Dicono gli atlanti che la Sicilia è un’isola e sarà vero, gli atlanti sono libri d’onore. Si avrebbe però voglia di dubitarne, quando si pensa che al concetto di isola corrisponde solitamente un grumo compatto di razza e costumi, mentre qui tutto è dispari, mischiato, cangiante, come nel più ibrido dei continenti.
Gesualdo Bufalino comincia così, con questo incipit, il suo Cento Sicilie.

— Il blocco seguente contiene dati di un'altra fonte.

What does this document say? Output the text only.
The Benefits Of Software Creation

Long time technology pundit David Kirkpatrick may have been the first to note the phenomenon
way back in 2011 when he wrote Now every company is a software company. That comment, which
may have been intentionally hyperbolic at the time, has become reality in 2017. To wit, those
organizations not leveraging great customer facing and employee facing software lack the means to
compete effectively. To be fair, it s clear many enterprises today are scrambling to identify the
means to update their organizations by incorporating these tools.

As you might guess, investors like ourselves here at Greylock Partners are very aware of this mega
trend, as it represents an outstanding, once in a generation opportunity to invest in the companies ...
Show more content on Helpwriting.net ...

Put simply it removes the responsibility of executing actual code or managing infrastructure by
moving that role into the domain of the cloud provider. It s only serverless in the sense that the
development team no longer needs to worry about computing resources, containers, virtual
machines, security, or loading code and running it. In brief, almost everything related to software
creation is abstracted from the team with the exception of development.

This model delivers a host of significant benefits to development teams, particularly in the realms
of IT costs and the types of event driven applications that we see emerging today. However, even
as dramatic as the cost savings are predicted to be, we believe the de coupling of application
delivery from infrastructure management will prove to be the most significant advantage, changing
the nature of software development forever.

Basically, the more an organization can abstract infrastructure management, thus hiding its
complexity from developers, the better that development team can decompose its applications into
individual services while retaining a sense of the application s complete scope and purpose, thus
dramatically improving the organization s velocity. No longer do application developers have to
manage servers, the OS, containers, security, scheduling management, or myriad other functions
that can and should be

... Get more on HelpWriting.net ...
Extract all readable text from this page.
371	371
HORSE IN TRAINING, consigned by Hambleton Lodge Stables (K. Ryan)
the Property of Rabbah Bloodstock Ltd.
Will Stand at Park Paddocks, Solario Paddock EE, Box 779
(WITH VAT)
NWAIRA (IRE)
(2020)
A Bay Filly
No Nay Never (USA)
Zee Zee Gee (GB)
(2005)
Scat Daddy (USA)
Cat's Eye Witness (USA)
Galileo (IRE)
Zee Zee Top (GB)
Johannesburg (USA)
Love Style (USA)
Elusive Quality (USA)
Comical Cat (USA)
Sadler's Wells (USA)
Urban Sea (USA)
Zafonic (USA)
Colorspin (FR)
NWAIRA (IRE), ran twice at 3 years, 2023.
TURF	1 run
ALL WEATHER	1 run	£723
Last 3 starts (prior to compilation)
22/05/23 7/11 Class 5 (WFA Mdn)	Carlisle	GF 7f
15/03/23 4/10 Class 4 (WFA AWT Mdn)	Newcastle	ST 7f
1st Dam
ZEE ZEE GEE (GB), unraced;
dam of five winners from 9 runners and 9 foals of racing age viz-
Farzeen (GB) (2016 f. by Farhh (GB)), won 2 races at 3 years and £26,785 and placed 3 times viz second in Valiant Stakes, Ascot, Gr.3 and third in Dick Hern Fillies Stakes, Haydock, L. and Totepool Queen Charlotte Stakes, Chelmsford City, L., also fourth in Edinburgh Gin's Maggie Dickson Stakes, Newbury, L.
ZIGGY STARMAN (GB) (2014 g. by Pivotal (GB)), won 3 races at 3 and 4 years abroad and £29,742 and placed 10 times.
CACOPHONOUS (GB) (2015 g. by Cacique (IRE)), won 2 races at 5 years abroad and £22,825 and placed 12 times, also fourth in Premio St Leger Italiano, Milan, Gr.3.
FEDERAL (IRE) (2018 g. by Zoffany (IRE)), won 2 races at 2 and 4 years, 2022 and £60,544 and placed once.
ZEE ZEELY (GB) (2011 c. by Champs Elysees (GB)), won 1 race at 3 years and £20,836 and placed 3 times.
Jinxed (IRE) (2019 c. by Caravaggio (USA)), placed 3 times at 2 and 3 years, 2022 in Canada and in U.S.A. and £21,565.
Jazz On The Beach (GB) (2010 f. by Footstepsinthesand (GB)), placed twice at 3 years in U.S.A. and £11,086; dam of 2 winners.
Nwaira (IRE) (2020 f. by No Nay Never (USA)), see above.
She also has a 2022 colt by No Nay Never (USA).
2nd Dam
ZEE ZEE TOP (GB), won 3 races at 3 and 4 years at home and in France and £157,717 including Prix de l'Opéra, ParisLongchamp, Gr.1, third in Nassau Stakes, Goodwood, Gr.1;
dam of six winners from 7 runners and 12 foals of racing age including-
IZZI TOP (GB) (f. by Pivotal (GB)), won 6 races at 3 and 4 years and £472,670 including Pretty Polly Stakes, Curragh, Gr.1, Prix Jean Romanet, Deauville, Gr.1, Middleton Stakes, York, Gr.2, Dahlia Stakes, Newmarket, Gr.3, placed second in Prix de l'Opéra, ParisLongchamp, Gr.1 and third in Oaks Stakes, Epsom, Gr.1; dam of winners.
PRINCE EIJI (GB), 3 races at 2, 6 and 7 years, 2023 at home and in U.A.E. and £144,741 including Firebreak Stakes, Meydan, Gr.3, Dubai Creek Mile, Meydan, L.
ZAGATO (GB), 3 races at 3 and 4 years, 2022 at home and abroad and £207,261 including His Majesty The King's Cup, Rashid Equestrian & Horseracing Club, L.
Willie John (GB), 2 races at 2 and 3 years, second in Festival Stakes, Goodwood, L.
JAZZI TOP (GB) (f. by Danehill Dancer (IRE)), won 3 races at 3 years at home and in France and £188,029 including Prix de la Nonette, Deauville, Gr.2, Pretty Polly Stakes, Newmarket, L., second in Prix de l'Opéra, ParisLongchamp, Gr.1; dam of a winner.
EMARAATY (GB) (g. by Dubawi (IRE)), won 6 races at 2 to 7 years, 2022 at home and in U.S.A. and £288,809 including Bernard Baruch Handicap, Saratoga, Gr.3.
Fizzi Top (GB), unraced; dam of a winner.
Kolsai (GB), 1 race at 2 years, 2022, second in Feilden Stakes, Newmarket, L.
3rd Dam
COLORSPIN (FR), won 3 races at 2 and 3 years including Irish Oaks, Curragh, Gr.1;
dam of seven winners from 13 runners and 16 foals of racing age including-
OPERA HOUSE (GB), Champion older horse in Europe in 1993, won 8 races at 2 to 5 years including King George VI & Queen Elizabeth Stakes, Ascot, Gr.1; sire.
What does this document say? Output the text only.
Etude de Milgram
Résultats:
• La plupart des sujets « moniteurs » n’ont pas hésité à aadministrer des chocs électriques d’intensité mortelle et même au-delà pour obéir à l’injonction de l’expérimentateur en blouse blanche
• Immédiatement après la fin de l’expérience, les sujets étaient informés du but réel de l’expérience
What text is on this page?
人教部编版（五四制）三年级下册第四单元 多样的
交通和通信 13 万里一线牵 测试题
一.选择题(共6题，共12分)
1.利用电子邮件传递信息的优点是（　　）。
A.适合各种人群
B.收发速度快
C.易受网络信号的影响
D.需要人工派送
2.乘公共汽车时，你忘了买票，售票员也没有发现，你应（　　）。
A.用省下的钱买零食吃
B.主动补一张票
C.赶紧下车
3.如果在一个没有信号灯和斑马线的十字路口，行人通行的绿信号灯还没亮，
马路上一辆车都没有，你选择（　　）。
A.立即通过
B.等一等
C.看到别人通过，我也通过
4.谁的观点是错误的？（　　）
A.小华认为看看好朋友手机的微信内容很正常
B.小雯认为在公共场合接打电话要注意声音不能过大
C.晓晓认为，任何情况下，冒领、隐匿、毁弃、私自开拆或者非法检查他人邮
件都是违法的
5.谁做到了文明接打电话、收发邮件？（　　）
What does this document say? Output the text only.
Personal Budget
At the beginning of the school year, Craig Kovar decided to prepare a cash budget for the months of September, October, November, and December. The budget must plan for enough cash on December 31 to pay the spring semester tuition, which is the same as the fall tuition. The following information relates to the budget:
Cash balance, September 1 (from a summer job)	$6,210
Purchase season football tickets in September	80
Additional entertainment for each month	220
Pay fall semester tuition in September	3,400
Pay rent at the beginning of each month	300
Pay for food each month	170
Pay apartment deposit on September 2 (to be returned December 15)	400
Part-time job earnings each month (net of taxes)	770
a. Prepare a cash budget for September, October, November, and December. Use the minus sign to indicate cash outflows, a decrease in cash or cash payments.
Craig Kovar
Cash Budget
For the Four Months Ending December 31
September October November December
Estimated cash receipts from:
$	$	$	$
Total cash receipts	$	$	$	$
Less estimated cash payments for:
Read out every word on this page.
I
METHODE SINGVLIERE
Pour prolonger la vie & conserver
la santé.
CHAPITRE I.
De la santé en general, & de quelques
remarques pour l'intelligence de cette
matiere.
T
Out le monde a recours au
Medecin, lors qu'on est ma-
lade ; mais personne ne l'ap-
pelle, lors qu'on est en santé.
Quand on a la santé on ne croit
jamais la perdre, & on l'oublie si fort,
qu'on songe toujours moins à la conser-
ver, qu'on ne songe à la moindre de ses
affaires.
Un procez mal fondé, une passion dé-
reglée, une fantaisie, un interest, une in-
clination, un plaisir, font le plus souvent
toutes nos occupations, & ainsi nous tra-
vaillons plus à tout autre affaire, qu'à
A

E continuando, fra le tante contraddizioni, osserva: Vi è una Sicilia “babba”, cioè mite, fino a sembrare stupida; una Sicilia “sperta”, cioè furba, dedita alle più utilitarie pratiche della violenza e della frode
Giovanna Di Marco, qui al suo esordio narrativo, in questo libro, ibrido fin nella struttura, racconta due storie con due registri linguistici e due ritmi.
Due storie ambientate tra la fine dell'800 e l'inizio degli anni Ottanta del secolo scorso caratterizzate l'una da uno smaccato materialismo e l'altra, per contrasto, da una carica di idealismo. A incarnare queste visioni del mondo opposte, due donne: Lucia, furba e a tratti spietata; Concetta, che crede nel socialismo anche come appartenenza a un paese della comunità alloglotta arbëresh. Entrambe, seppur in modo diverso, condizioneranno e plasmeranno le esistenze dei loro cari.
Nell’incanto del racconto, Giovanna Di Marco ci mostra le infinite stratificazioni di una terra e del suo popolo e così anche le altre irraggiungibili Sicilie.